Despite its apparently liberal stance, this nonbinding proposal has been debated in extremely controversial ways ever since, even within the European Union itself. Although according to most experts it did not aim to induce civil rights for robots in the strict sense and on a broad level, and although according to EU procedures it was just a blueprint for a legal proposal by the EU Commission which is the only body to be legitimated to propose concrete regulations then to be debated by the EU parliament, many critics regarded such an approach as going too far in setting a precedent in favor of blurring the differences between humans and machines, thus threatening the humanistic fundaments of European society. Many warned that “Saudi Arabia’s robot citizen was eroding human rights,” and that the proposal of the EU would indirectly stimulate similar procedures by illiberal nations as Saudi Arabia’s against the Western democratic order. Others claimed that such a proposal would favor the proliferation of promotional actions such as “Sophia” and lead to a global competition in the sector, further pushing the business and its intermingling with human and statal affairs.

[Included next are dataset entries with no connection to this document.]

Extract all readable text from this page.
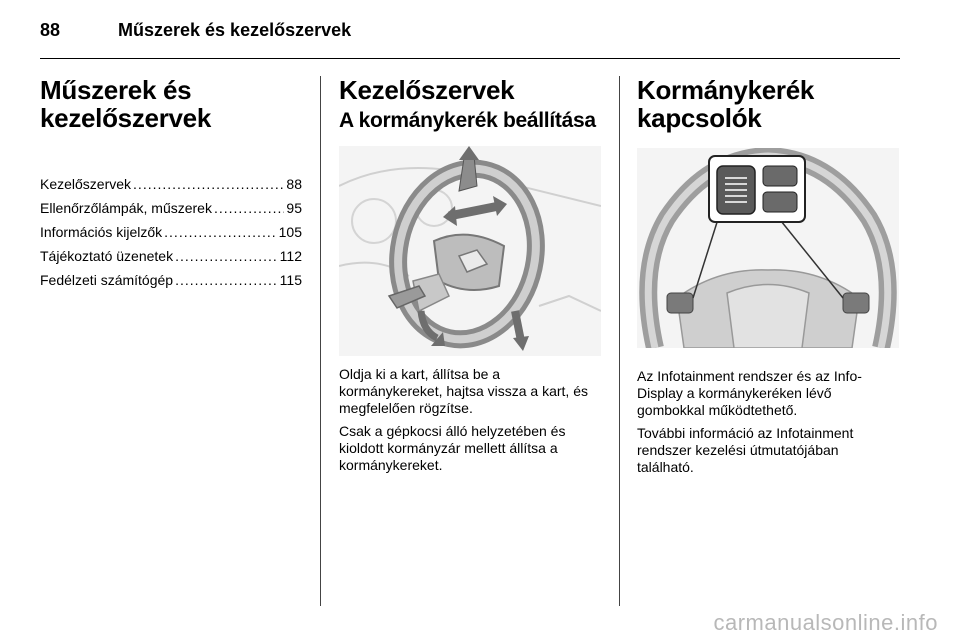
88	Műszerek és kezelőszervek
Műszerek és kezelőszervek
Kezelőszervek .....	88
Ellenőrzőlámpák, műszerek .....	95
Információs kijelzők .....	105
Tájékoztató üzenetek .....	112
Fedélzeti számítógép .....	115
Kezelőszervek
A kormánykerék beállítása

Oldja ki a kart, állítsa be a kormánykereket, hajtsa vissza a kart, és megfelelően rögzítse.

Csak a gépkocsi álló helyzetében és kioldott kormányzár mellett állítsa a kormánykereket.

Kormánykerék kapcsolók

Az Infotainment rendszer és az Info-Display a kormánykeréken lévő gombokkal működtethető.

További információ az Infotainment rendszer kezelési útmutatójában található.

carmanualsonline.info
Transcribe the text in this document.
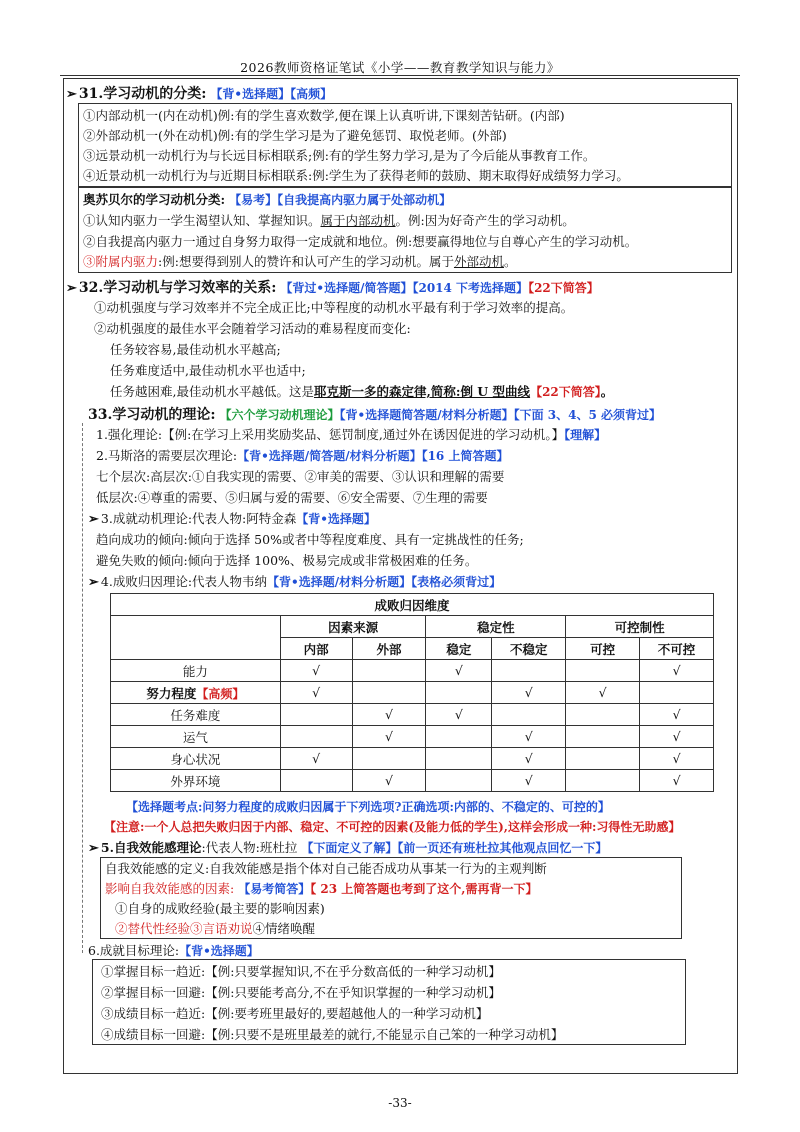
2026教师资格证笔试《小学——教育教学知识与能力》
➢ 31.学习动机的分类: 【背•选择题】【高频】
①内部动机一(内在动机)例:有的学生喜欢数学,便在课上认真听讲,下课刻苦钻研。(内部)
②外部动机一(外在动机)例:有的学生学习是为了避免惩罚、取悦老师。(外部)
③远景动机一动机行为与长远目标相联系;例:有的学生努力学习,是为了今后能从事教育工作。
④近景动机一动机行为与近期目标相联系:例:学生为了获得老师的鼓励、期末取得好成绩努力学习。
奥苏贝尔的学习动机分类: 【易考】【自我提高内驱力属于处部动机】
①认知内驱力一学生渴望认知、掌握知识。属于内部动机。例:因为好奇产生的学习动机。
②自我提高内驱力一通过自身努力取得一定成就和地位。例:想要赢得地位与自尊心产生的学习动机。
③附属内驱力:例:想要得到别人的赞许和认可产生的学习动机。属于外部动机。
➢ 32.学习动机与学习效率的关系: 【背过•选择题/简答题】【2014 下考选择题】【22下简答】
①动机强度与学习效率并不完全成正比;中等程度的动机水平最有利于学习效率的提高。
②动机强度的最佳水平会随着学习活动的难易程度而变化:
任务较容易,最佳动机水平越高;
任务难度适中,最佳动机水平也适中;
任务越困难,最佳动机水平越低。这是耶克斯一多的森定律,简称:倒 U 型曲线【22下简答】。
33.学习动机的理论: 【六个学习动机理论】【背•选择题简答题/材料分析题】【下面 3、4、5 必须背过】
1.强化理论:【例:在学习上采用奖励奖品、惩罚制度,通过外在诱因促进的学习动机。】【理解】
2.马斯洛的需要层次理论:【背•选择题/简答题/材料分析题】【16 上简答题】
七个层次:高层次:①自我实现的需要、②审美的需要、③认识和理解的需要
低层次:④尊重的需要、⑤归属与爱的需要、⑥安全需要、⑦生理的需要
➢ 3.成就动机理论:代表人物:阿特金森【背•选择题】
趋向成功的倾向:倾向于选择 50%或者中等程度难度、具有一定挑战性的任务;
避免失败的倾向:倾向于选择 100%、极易完成或非常极困难的任务。
➢ 4.成败归因理论:代表人物韦纳【背•选择题/材料分析题】【表格必须背过】
成败归因维度						
	因素来源		稳定性		可控制性	
	内部	外部	稳定	不稳定	可控	不可控
能力	√		√			√
努力程度【高频】	√			√	√	
任务难度		√	√			√
运气		√		√		√
身心状况	√			√		√
外界环境		√		√		√
【选择题考点:问努力程度的成败归因属于下列选项?正确选项:内部的、不稳定的、可控的】
【注意:一个人总把失败归因于内部、稳定、不可控的因素(及能力低的学生),这样会形成一种:习得性无助感】
➢ 5.自我效能感理论:代表人物:班杜拉 【下面定义了解】【前一页还有班杜拉其他观点回忆一下】
自我效能感的定义:自我效能感是指个体对自己能否成功从事某一行为的主观判断
影响自我效能感的因素: 【易考简答】【 23 上简答题也考到了这个,需再背一下】
①自身的成败经验(最主要的影响因素)
②替代性经验③言语劝说④情绪唤醒
6.成就目标理论:【背•选择题】
①掌握目标一趋近:【例:只要掌握知识,不在乎分数高低的一种学习动机】
②掌握目标一回避:【例:只要能考高分,不在乎知识掌握的一种学习动机】
③成绩目标一趋近:【例:要考班里最好的,要超越他人的一种学习动机】
④成绩目标一回避:【例:只要不是班里最差的就行,不能显示自己笨的一种学习动机】
-33-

In the eyes of many, not only was Saudi Arabia’s decision wrong, but it was more dangerous for the West than for the nation itself. Others saw the “dangers behind smiling robot Sophia” mainly in the potential to replace the constitutions of open societies by a new “robot legislature” of unprecedented – and uncontrollable – consequences. Eventually, the concerns included the argument that conferring citizenship or any other personal rights is in principle possible only to “unique identities.” And that giving citizenship to robots was an “existential risk” to the very principle of citizenship as such:To grant a robot citizenship is a declaration of trust in a technology that is not yet trustworthy. It brings social and ethical concerns that we as humans are not yet ready to manage.”

As a consequence, in March 2017 a Council of Europe report was presented under the title “Technological convergence, artificial intelligence and human rights” by French MEP Jean-Yves Le Daut, member of the Socialist Group of the parliamentary assembly of the Council of Europe, on behalf of the Committee on Culture, Science, Education and Media. Pointing out the particular complexity of the issue of robot rights and the difficulty democratic lawmakers have in addressing the issue, it proposed proceeding with the utmost caution by ensuring, in the first place, “the need for any machine, any robot or any artificial intelligence artefact to remain under human control; insofar as the machine in question is intelligent solely through its software, any power it is given must be able to be withdrawn from it.” To rethink citizenship and identity because of the actions of a few was, in the opinion of many EU lawmakers, a step far too fast and early, given that “Sophia” is still not AI in the strict sense but rather a “work of art.”

The conflicting legal approaches within the EU manifest how “deep,” far-reaching, and difficult the question related to the conferment of rights to robots is and will remain for the coming years. The full problem will indeed only appear when AI becomes “AI” in the strict sense and when there are “real” AI-robots; not with “Sophia” which as yet remains more of an advertising hoax than an “autonomous machinal intelligence.” The fact that the U.N. didn’t intervene when Saudi Arabia bestowed its citizenship to “Sophia” can be explained by the fact that Saudi Arabia is one out of 22 countries which has not signed the International Covenant on Civil and Political Rights which “grants to every citizen the right to ‘take part in the conduct of public affairs,’ ‘vote and to be elected,’ and ‘have access, on general terms of equality, to public service in his country.’” Nevertheless, the U.N.’s passivity in such crucial precedents is just another symptom of the deep crisis the organization is undergoing, and of the need of its reform which will coincide with the now urgently needed reform of globalization. The only memorable explicit critique of U.N. representatives came from United Nations Deputy Secretary-General Amina Mohammed who said that “The influence of technology on our society should be determined by actions of humans and not by machines. If technological progress is not managed well, it risks exacerbating existing inequalities.” According to Amina Mohammed, in an opinion shared by many in the U.N. behind closed doors, citizenship for robot “Sophia” is not only a contradiction, but an offense against the idea and practice of the United Nations, particularly as Saudi Arabia ignores the rights indirectly conferred with the U.N. declaration of human rights to which all U.N. member states de facto agree and which are to be protected according to U.N. Charter Chapter I, article 1.3.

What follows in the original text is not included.